Student homelessness is extremely difficult to solve because it lies at the intersection of two federal systems that do not typically work together: the Department of Education and the Department of Housing and Urban Development. These agencies have two different definitions of “homelessness,” which makes it nearly impossible for families to access services.
The Department of Education and local schools use a definition of homelessness found in the McKinney-Vento Homeless Assistance Act, which states that a student is considered homeless if they lack: “a fixed, regular, and adequate nighttime residence.” The Department of Education recognizes that children and youth who live in a motel/hotel or who are “doubled up/couch-surfing” with family or friends due to economic necessity are experiencing homelessness and in need of affordable housing.
However, the Department of Housing and Urban Development, which is charged with creating housing for those experiencing homelessness, has a much narrower definition. According to HUD, a family is only homeless if they are living in a place not meant for human habitation (a car, tent, or on the street) or are in emergency shelter/transitional housing. The HUD definition of homelessness specifically excludes families who are doubled up or who live in a motel/hotel because they cannot find other housing.
This difference in definition makes it incredibly hard for students experiencing homelessness to access affordable housing. According to data from Everett Public Schools, 67% of homeless students are doubled up and 14% are temporarily living in a hotel or motel, while only 9% of students are living in places not meant for human habitation and 10% are living in shelters. *This means that less than 20% of students experiencing homelessness qualify for affordable housing through HUD.*
Our affordable housing system is not set up to solve this crisis.
EVERETT PUBLIC SCHOOLS DATA
of homeless students
are doubled up
are temporarily living
in a hotel or motel.
of students are living in places not meant for human habitation.
OUT OF +3,000 STUDENTS EXPERIENCING HOMELESSNESS IN SNOHOMISH COUNTY ONLY 20% QUALIFY FOR AFFORDABLE HOUSING THROUGH HUD.
Housing Hope agrees with the Department of Education that students who are doubled up or living in a motel are experiencing homelessness and deserve permanent, affordable housing. A study by Schoolhouse Washington found that students who are doubled up or in motels/hotels have nearly identical academic outcomes to their unsheltered peers, which are well below their housed classmates. The data is clear—couch surfing or being doubled up with friends or family negatively affects students’ academic performance, making them less likely to graduate high school and potentially limiting their future career choices. *In order to be successful in school, all students need stable, permanent housing that is affordable for their parents.*
The Washington State Legislature took action in 2018 to make it legal for school districts to lease surplus land for the purpose of building affordable housing for students experiencing homelessness. The Legislature took action again in 2020 to remove a technical barrier to these leases, further affirming that this is a legitimate use of public land because it provides a public benefit of enhancing student achievement.

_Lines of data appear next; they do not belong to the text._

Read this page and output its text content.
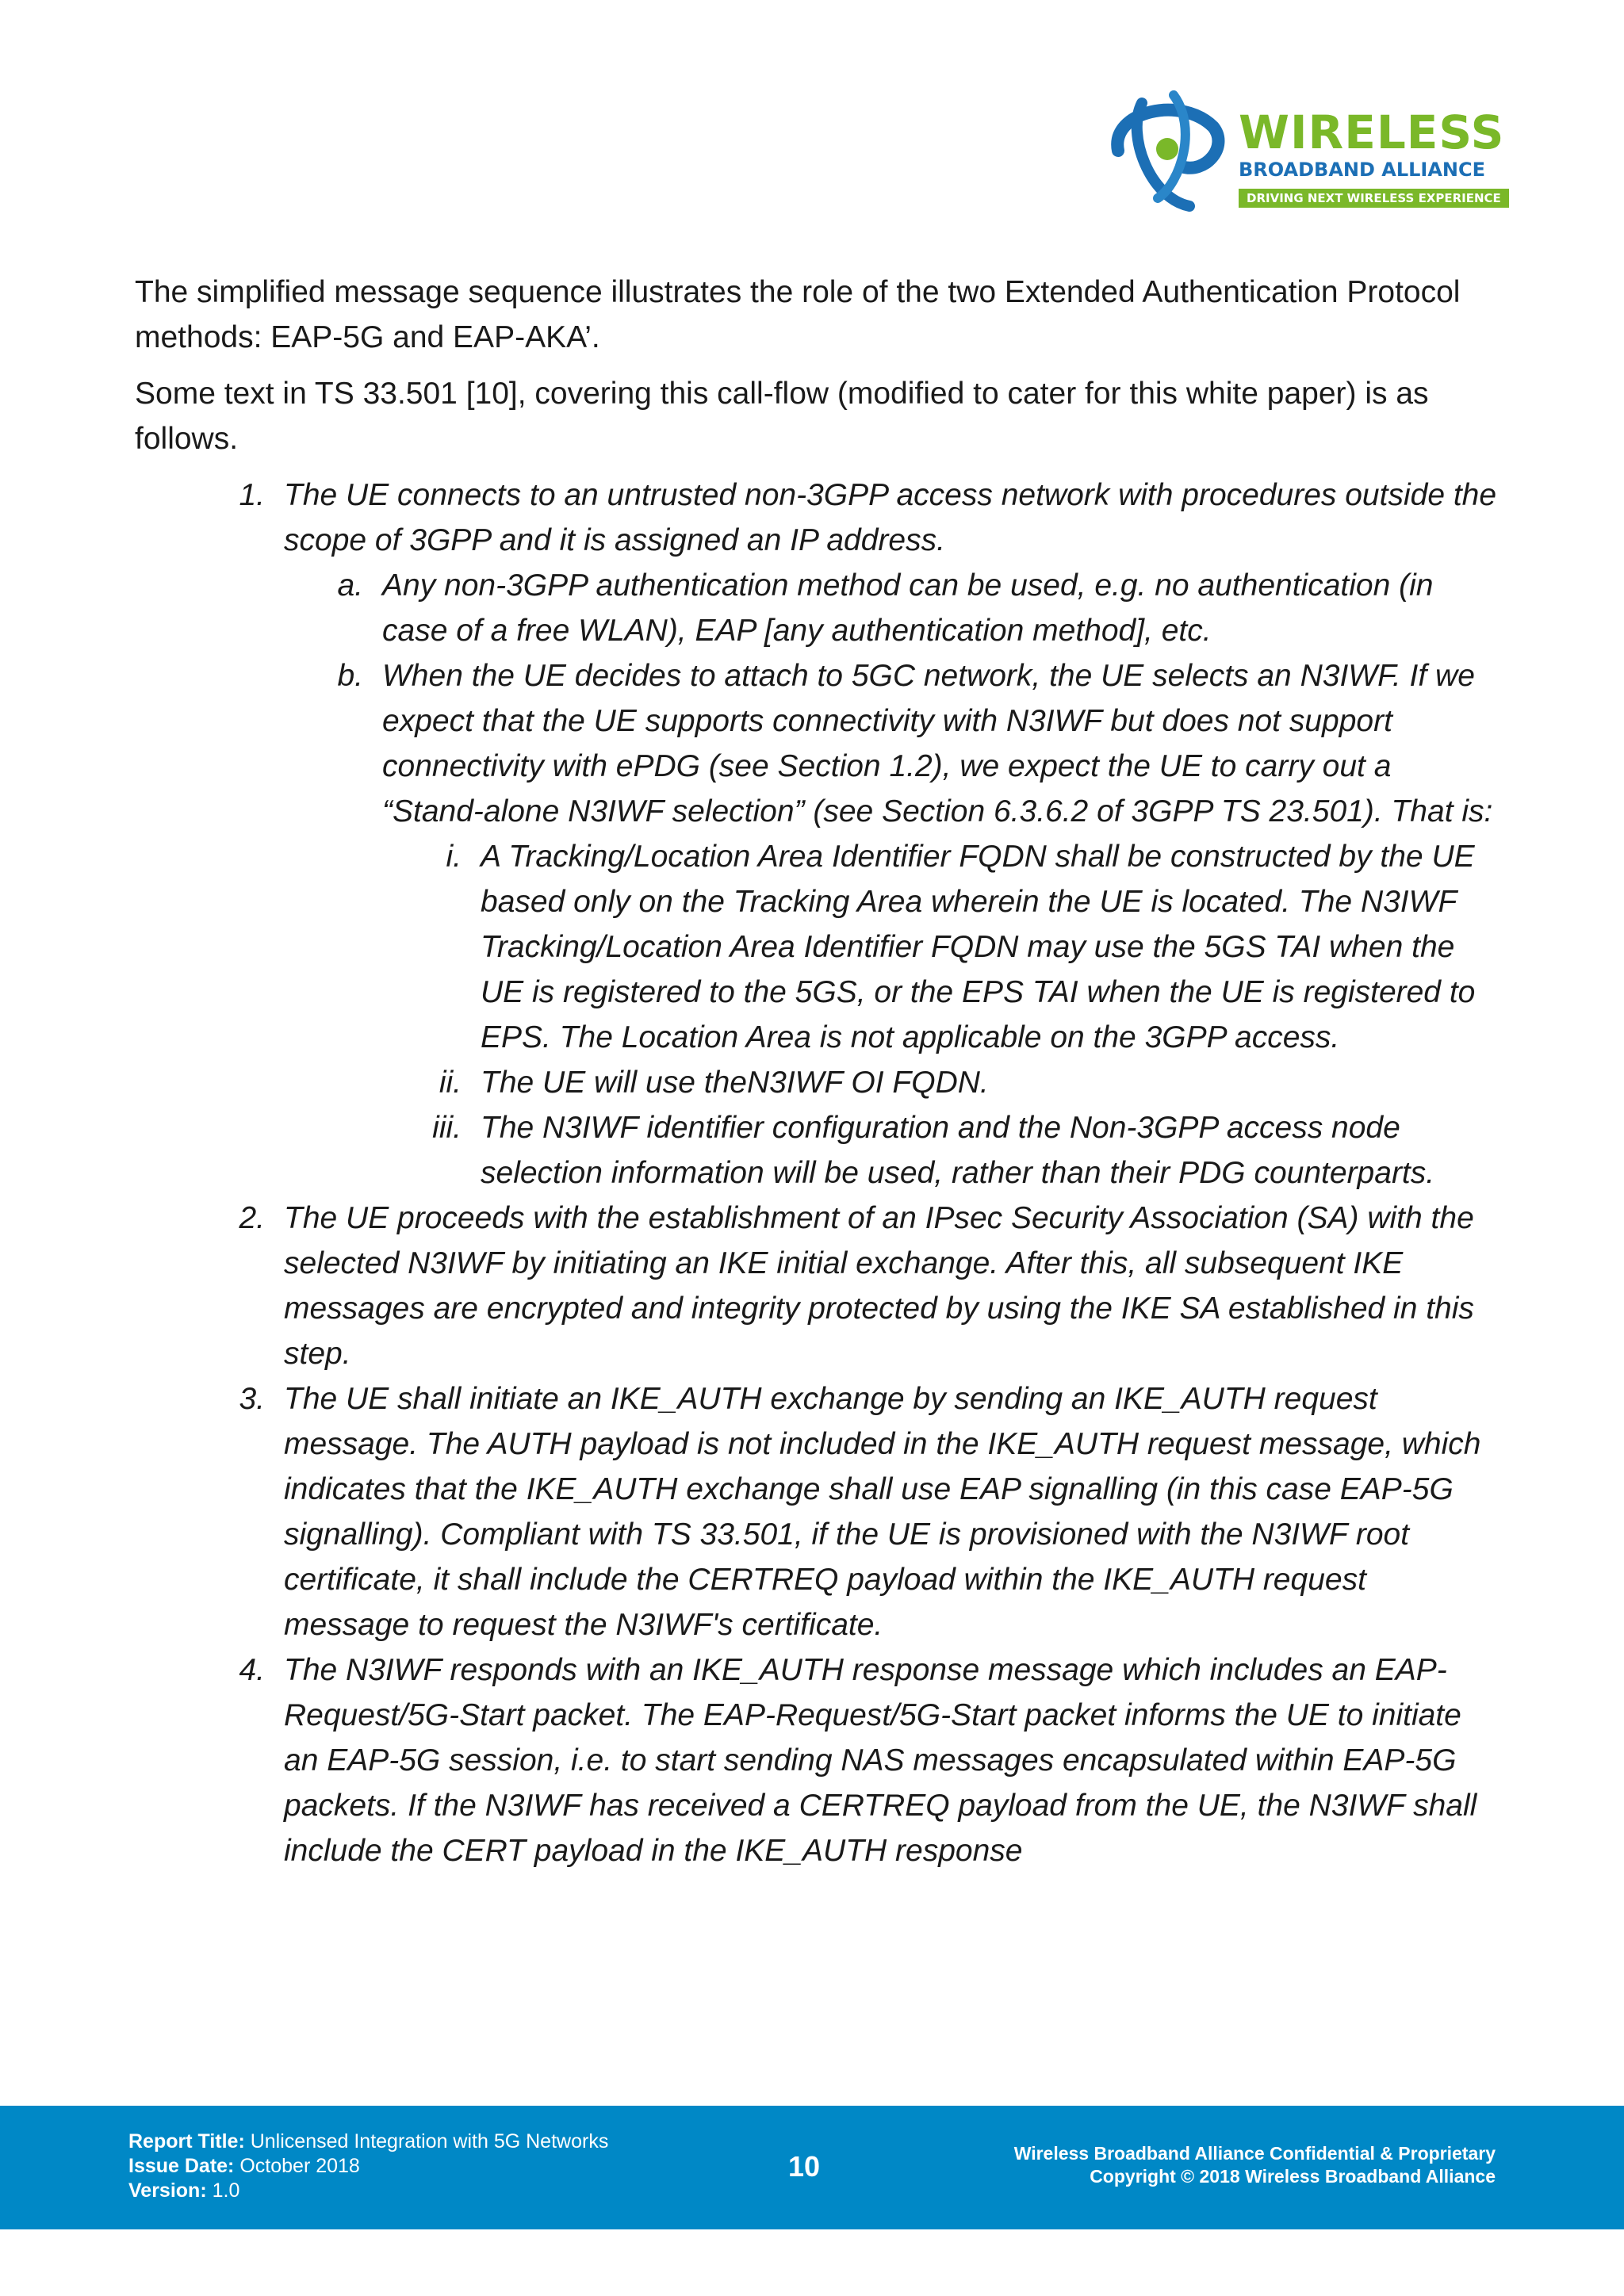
WIRELESS
BROADBAND ALLIANCE
DRIVING NEXT WIRELESS EXPERIENCE

The simplified message sequence illustrates the role of the two Extended Authentication Protocol methods: EAP-5G and EAP-AKA’.

Some text in TS 33.501 [10], covering this call-flow (modified to cater for this white paper) is as follows.

1. The UE connects to an untrusted non-3GPP access network with procedures outside the scope of 3GPP and it is assigned an IP address.
a. Any non-3GPP authentication method can be used, e.g. no authentication (in case of a free WLAN), EAP [any authentication method], etc.
b. When the UE decides to attach to 5GC network, the UE selects an N3IWF. If we expect that the UE supports connectivity with N3IWF but does not support connectivity with ePDG (see Section 1.2), we expect the UE to carry out a “Stand-alone N3IWF selection” (see Section 6.3.6.2 of 3GPP TS 23.501). That is:
i. A Tracking/Location Area Identifier FQDN shall be constructed by the UE based only on the Tracking Area wherein the UE is located. The N3IWF Tracking/Location Area Identifier FQDN may use the 5GS TAI when the UE is registered to the 5GS, or the EPS TAI when the UE is registered to EPS. The Location Area is not applicable on the 3GPP access.
ii. The UE will use theN3IWF OI FQDN.
iii. The N3IWF identifier configuration and the Non-3GPP access node selection information will be used, rather than their PDG counterparts.
2. The UE proceeds with the establishment of an IPsec Security Association (SA) with the selected N3IWF by initiating an IKE initial exchange. After this, all subsequent IKE messages are encrypted and integrity protected by using the IKE SA established in this step.
3. The UE shall initiate an IKE_AUTH exchange by sending an IKE_AUTH request message. The AUTH payload is not included in the IKE_AUTH request message, which indicates that the IKE_AUTH exchange shall use EAP signalling (in this case EAP-5G signalling). Compliant with TS 33.501, if the UE is provisioned with the N3IWF root certificate, it shall include the CERTREQ payload within the IKE_AUTH request message to request the N3IWF's certificate.
4. The N3IWF responds with an IKE_AUTH response message which includes an EAP-Request/5G-Start packet. The EAP-Request/5G-Start packet informs the UE to initiate an EAP-5G session, i.e. to start sending NAS messages encapsulated within EAP-5G packets. If the N3IWF has received a CERTREQ payload from the UE, the N3IWF shall include the CERT payload in the IKE_AUTH response
Report Title: Unlicensed Integration with 5G Networks
Issue Date: October 2018
Version: 1.0
10	Wireless Broadband Alliance Confidential & Proprietary
Copyright © 2018 Wireless Broadband Alliance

Because the School District retains ownership of the land and serving students experiencing homelessness is a condition of these lease, Snohomish County Human Services Department has agreed to grant Housing Hope an exception to the normal HUD processes and serve families who meet the Department of Education/McKinney Vento definition of homelessness rather than the HUD definition. This allows these families to access permanent, affordable housing for the first time.
Housing Hope and our partner School Districts are breaking new ground to serve these families. To the best of our knowledge, we are the first community in the state—possibly even the nation—to attempt to build affordable housing for homeless students on surplus school district property. We believe that once this model is proven successful, it can be replicated in other communities as an innovative solution to solving student homelessness.